Rutgers The State University of New Jersey - New Brunswick
1998
The influenza virus NS1 protein is an RNA-binding protein with multiple functions. The NS1 protein of the influenza A/Udorn/72 virus possesses two functional domains: an RNA-binding/dimerization domain composed of the first 73 amino acids and an effector domain in the carboxyl-half of the molecule. The NS1A protein inhibits the splicing of the major class of mammalian pre-mRNAs (GU-AG introns) by binding to a specific stem-bulge in U6 snRNA, thereby blocking the formation of U4/U6 and U2/U6 complexes. The splicing of the minor class of AT-AC introns takes place on spliceosomes that do not contain U6 snRNA. Nonetheless, I demonstrate that the NS1 protein inhibits AT-AC splicing in vitro, and specifically binds to only U6atac snRNA--a highly divergent U6 snRNA counterpart, among the five minor class snRNAs. I also show that the NS1 protein inhibits the formation of U12/U6atac complexes, but not the formation of U4atac/U6atac complexes. Though the NS1 proteins of influenza A and B viruses share little sequence homology, an RNA-binding/dimerization domain with the same activities is preserved in the NS1 protein of influenza B/Lee/40 virus. In contrast, the NS1B protein does not contain a functional effector domain like that of the NS1A protein. In addition, a naturally-occurring, truncated viral NS1A protein (A/Turkey/Oregon/71) also lacks such an effector domain. I propose that the essential role of NS1 protein in virus-infected cells is to block the activation of PKR kinase by sequestering double-stranded RNA. The RNA-binding/dimerization domain of NS1A protein exhibits a novel dimeric six-helical chain fold that differs from that of any other RNA-binding protein.
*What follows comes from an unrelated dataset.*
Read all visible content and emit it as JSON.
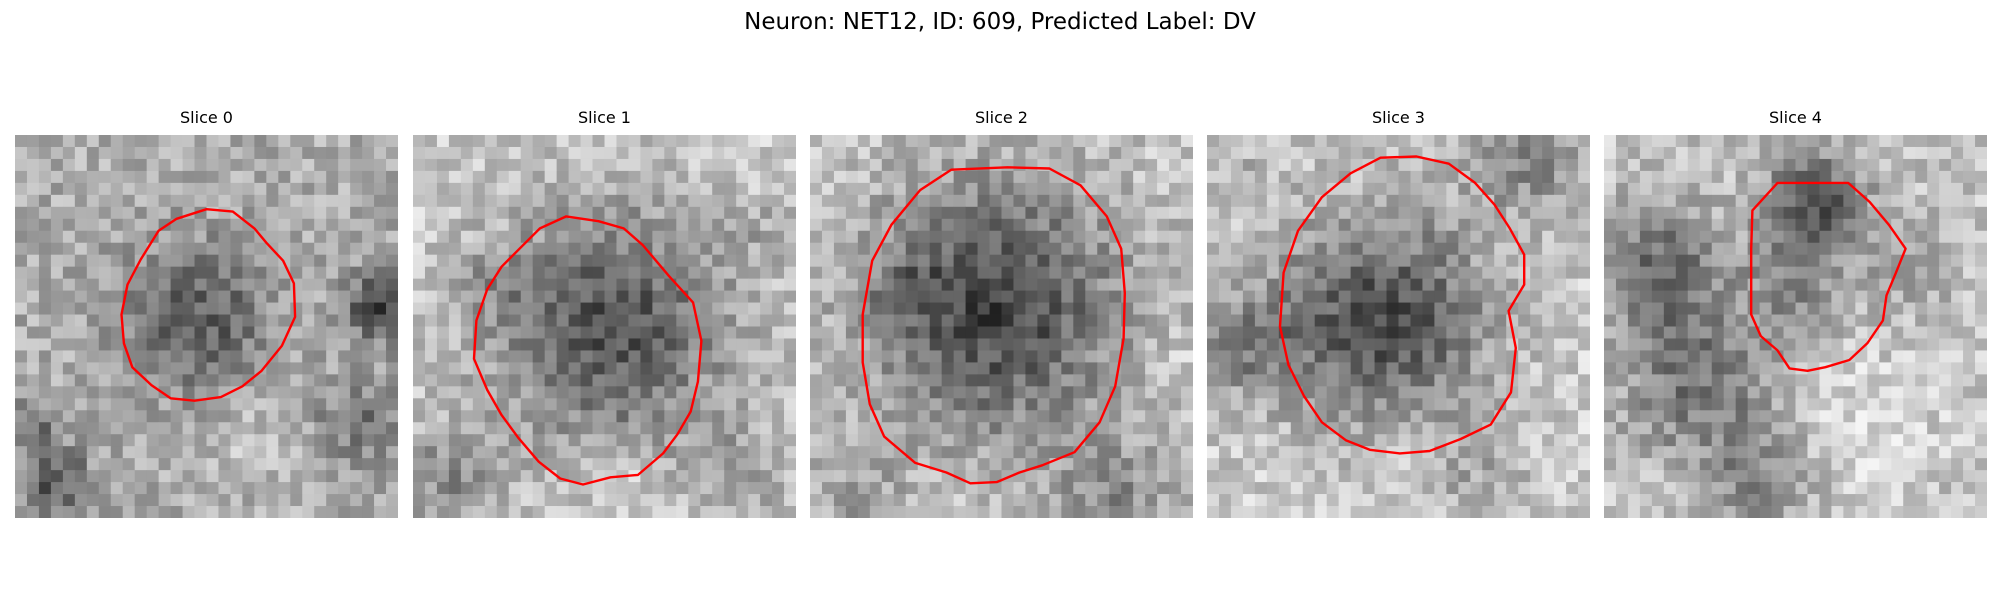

I have mapped the RNA-binding site to the Arg/Lys-rich helix 2 region. Helix 2 and helix 2 are anti-parallel and next to each other in the dimeric conformation. My results indicate that these two helices constitute the interaction face between the NS1 protein and its RNA targets. My results also indicate that the NS1 protein can only bind to RNA as a dimer and that the same interaction face is used for different RNA targets.